Tout ce que je vous dis est pour madame Dargental. Vous savez comme je vous adore tout deux par indivis.
Et mes moyeux? Ah monsieur de Pondeveile mes moyeux!
V.
ce 24
Je reçois votre lettre, et je vous fais de nouvaux remercimens des ordres que vous avez donnez à Sloth. Ils ont bien à réparer, et ils ont grand besoin d'être conduits par quelque homme qui entende l'effet des décorations. La grossiéreté et l'ineptie de leur exécution a servi baucoup à révolter le public qui s'attendoit à du merveilleux.
Le roy de Pologne qui avoit envoyé ma lettre à la reine, et qui en étoit très content a été fort piqué que nos adversaires aient prévalu auprès de la reine et que ce ne soit pas elle à qui j'aye l'obligation de la suppression de l'infamie.
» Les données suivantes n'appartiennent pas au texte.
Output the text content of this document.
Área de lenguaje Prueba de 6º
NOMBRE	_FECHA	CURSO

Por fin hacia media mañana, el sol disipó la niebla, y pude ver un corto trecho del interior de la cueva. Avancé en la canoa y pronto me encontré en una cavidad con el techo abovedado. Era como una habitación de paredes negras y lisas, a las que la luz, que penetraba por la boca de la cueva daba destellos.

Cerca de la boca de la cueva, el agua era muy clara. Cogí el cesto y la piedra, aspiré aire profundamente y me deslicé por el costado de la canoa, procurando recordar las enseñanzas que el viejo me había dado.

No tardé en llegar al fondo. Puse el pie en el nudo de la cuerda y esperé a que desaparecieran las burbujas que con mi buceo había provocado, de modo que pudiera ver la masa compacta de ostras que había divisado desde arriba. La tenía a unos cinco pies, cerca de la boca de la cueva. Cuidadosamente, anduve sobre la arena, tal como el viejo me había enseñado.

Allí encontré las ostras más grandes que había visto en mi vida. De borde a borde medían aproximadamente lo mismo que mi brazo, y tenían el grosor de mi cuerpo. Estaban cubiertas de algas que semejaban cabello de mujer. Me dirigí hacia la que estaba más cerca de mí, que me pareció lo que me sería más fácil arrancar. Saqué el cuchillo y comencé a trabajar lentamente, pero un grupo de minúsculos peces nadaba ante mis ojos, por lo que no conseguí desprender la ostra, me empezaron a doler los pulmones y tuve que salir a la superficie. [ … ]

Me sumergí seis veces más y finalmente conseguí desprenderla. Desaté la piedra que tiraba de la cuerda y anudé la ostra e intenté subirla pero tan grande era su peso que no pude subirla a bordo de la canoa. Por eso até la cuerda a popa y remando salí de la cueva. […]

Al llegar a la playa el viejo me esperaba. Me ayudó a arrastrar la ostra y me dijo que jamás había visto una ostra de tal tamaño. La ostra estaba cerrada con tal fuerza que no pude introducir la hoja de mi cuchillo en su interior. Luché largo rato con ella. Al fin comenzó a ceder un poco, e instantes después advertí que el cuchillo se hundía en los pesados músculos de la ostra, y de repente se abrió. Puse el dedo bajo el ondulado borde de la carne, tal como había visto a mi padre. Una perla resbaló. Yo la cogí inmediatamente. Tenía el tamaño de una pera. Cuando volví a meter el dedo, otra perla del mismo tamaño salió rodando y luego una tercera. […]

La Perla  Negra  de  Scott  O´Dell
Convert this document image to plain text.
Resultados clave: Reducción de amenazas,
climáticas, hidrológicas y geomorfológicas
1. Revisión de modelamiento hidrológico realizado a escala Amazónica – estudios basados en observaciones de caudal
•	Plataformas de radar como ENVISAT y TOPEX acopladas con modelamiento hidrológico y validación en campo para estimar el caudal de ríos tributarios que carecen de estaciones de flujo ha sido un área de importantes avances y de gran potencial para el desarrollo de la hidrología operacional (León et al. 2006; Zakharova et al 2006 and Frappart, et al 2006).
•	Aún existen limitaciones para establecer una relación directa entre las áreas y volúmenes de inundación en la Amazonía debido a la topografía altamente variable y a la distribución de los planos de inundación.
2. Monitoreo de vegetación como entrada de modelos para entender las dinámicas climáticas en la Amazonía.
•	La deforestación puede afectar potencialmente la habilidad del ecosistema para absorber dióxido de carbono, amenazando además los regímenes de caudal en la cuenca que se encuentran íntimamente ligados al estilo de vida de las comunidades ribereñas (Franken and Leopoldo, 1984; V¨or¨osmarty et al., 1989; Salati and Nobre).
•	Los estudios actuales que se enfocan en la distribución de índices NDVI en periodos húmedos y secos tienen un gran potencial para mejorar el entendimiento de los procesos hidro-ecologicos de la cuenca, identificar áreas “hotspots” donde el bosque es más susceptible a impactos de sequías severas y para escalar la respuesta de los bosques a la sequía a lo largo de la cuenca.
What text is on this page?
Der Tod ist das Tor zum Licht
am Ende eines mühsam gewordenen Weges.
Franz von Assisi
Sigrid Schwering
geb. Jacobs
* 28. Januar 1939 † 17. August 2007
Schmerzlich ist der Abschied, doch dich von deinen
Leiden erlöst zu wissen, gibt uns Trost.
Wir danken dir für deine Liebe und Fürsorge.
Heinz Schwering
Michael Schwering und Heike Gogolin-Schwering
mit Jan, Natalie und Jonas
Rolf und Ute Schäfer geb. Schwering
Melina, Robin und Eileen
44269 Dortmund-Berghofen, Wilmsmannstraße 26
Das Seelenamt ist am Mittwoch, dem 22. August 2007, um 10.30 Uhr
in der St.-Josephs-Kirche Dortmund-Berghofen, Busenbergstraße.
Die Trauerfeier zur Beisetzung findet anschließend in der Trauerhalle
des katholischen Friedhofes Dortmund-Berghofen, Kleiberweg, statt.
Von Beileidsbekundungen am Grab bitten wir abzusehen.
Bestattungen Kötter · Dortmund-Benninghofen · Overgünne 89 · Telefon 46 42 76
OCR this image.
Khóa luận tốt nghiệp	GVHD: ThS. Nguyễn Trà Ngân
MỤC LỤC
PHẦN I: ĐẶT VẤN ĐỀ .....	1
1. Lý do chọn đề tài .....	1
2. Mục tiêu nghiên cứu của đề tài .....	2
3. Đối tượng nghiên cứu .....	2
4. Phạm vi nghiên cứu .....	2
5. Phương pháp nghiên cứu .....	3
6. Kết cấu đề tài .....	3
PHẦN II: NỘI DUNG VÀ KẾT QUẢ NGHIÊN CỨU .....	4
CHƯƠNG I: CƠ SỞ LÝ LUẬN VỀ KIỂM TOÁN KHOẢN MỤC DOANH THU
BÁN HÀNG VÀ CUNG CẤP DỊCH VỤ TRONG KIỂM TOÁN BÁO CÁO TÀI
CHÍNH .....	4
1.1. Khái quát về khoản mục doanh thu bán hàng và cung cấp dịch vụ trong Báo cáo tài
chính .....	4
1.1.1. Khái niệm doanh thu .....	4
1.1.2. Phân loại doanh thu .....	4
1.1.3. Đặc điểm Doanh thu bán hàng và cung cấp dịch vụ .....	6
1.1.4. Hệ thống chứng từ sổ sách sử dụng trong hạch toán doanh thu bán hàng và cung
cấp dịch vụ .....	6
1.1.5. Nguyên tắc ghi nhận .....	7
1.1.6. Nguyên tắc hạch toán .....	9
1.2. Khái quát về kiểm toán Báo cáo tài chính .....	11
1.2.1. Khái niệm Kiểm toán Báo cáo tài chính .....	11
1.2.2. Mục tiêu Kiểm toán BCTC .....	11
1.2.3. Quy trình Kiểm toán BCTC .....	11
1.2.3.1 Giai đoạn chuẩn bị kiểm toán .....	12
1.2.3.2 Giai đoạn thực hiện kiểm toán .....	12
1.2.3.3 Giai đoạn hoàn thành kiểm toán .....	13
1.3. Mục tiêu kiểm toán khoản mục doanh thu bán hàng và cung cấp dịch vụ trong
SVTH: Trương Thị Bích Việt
Les mêmes gens qui avoient fait la calomnie sur Zadig, ont continuée sous main leurs bons offices, et le roy de Pologne en est très instruit.bDites cela à l'abbé de Berni, et qu'il écrive à mede Pompadour pour la suppression de l'infamie à la ville comme à la cour.b
Je tâcheray mes anges de revenir à la fin de novembre, car j'ay besoin de vous dire combien je suis pénétré de tant de bontez. Mon dernier mémoire pour les comédiens ne doit être assurément présenté qu'à la dernière extrêmité. C'est ce que j'ay dit expressément, et ce n'est qu'une ressource pour attendre l'année de M. de Richelieu, mais la meilleure de toutes les ressources, c'est vous.
Je suppose que les comédiens tout négligens qu'ils sont ont fait usage des premiers mémoires.